Angelina (pseudonym) probably really likes to shoot ticketing videos, because she stars in quite a few of them. She appears on screen in a tiny, tight dress: a spaghetti tank top and shorts, with cheerful music in the background, sometimes in English and sometimes in Tagalog. She shakes her ass in a networking dance in front of the cellphone camera, turns around, smiles excessively, pulls a strand of hair.
This video could have been another one of millions of similar videos of young women in Tiktok, but Angelina lives and works in Israel as a nursing caregiver, and she brings the work with her to the social network as well: The same woman who believes in her safety and privacy.
Angelina is one drop in the sea of videos of caregivers documenting themselves and their patients without any permission from the patients or their family members. The format is quite fixed: the therapist dances or performs excessive movements in front of the patient to the sounds of joyful music, when it is also clear to the layman that the patient does not understand what is happening in front of him and is shocked by what is happening.
A pet in Tagalog
In one of the videos I saw the documented elderly woman sitting on a couch in the posture of a man who had lost consciousness and his body had fallen forward.

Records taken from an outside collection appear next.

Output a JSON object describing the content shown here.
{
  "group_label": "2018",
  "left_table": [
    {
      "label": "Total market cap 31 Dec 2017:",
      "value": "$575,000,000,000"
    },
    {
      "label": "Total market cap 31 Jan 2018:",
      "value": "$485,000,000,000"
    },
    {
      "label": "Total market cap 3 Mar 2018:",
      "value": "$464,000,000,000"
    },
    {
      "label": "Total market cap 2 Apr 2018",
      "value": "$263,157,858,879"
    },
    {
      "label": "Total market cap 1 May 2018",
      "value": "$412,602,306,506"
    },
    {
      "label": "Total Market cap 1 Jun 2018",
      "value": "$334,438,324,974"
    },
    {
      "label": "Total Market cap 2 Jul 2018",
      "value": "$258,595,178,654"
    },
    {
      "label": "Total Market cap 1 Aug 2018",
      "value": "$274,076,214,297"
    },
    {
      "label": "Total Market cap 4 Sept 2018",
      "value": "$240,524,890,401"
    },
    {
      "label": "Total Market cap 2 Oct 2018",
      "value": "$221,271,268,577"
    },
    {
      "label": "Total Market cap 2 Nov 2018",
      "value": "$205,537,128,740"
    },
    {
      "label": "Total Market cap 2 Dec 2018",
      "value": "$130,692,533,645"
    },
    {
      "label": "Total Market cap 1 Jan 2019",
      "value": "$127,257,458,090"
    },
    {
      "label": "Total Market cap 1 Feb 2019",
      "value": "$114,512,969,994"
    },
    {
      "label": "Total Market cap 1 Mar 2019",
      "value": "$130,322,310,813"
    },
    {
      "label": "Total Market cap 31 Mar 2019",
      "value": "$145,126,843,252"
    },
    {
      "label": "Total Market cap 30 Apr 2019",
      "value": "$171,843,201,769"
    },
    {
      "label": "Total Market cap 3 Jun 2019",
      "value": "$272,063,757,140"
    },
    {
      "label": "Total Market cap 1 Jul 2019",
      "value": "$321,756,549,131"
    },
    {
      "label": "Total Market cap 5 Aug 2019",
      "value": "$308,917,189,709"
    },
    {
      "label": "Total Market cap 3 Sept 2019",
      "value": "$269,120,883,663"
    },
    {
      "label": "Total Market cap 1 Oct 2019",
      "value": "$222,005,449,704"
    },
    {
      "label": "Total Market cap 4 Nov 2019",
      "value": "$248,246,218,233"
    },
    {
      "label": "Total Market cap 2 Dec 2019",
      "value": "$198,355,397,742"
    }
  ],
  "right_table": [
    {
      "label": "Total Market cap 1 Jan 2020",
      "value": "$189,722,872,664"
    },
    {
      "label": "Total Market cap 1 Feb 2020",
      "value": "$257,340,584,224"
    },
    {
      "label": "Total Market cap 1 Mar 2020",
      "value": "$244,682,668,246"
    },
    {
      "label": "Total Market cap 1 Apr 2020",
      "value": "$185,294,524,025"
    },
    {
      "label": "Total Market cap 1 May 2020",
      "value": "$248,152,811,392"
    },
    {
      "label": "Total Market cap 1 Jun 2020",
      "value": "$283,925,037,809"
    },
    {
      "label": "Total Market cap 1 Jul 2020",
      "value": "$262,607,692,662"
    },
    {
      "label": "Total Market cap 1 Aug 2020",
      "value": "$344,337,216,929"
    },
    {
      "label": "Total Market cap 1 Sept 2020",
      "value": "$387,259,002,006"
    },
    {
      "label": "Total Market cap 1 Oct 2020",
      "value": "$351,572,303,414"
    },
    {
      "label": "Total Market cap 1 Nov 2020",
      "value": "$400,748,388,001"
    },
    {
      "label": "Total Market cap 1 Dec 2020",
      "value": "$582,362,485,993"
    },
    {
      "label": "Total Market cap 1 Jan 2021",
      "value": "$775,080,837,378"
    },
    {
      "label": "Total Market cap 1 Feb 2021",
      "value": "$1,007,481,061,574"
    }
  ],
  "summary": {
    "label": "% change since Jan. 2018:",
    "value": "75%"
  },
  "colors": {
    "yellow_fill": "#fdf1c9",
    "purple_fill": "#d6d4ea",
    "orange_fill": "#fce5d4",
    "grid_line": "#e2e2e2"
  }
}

Being in such a posture for long minutes would cause her pain.
My reflex as a spectator caring for a nursing disabled person was to wonder why no one is laying the patient on the couch or putting her to bed, but instead I have to watch the elderly woman’s caregiver dance in front of the camera with cheerful giggles.
In another video the camera focuses on an elderly man lying on a single bed screaming for help. The caregiver approaches him, but instead of offering him help, she documents herself making faces at the camera.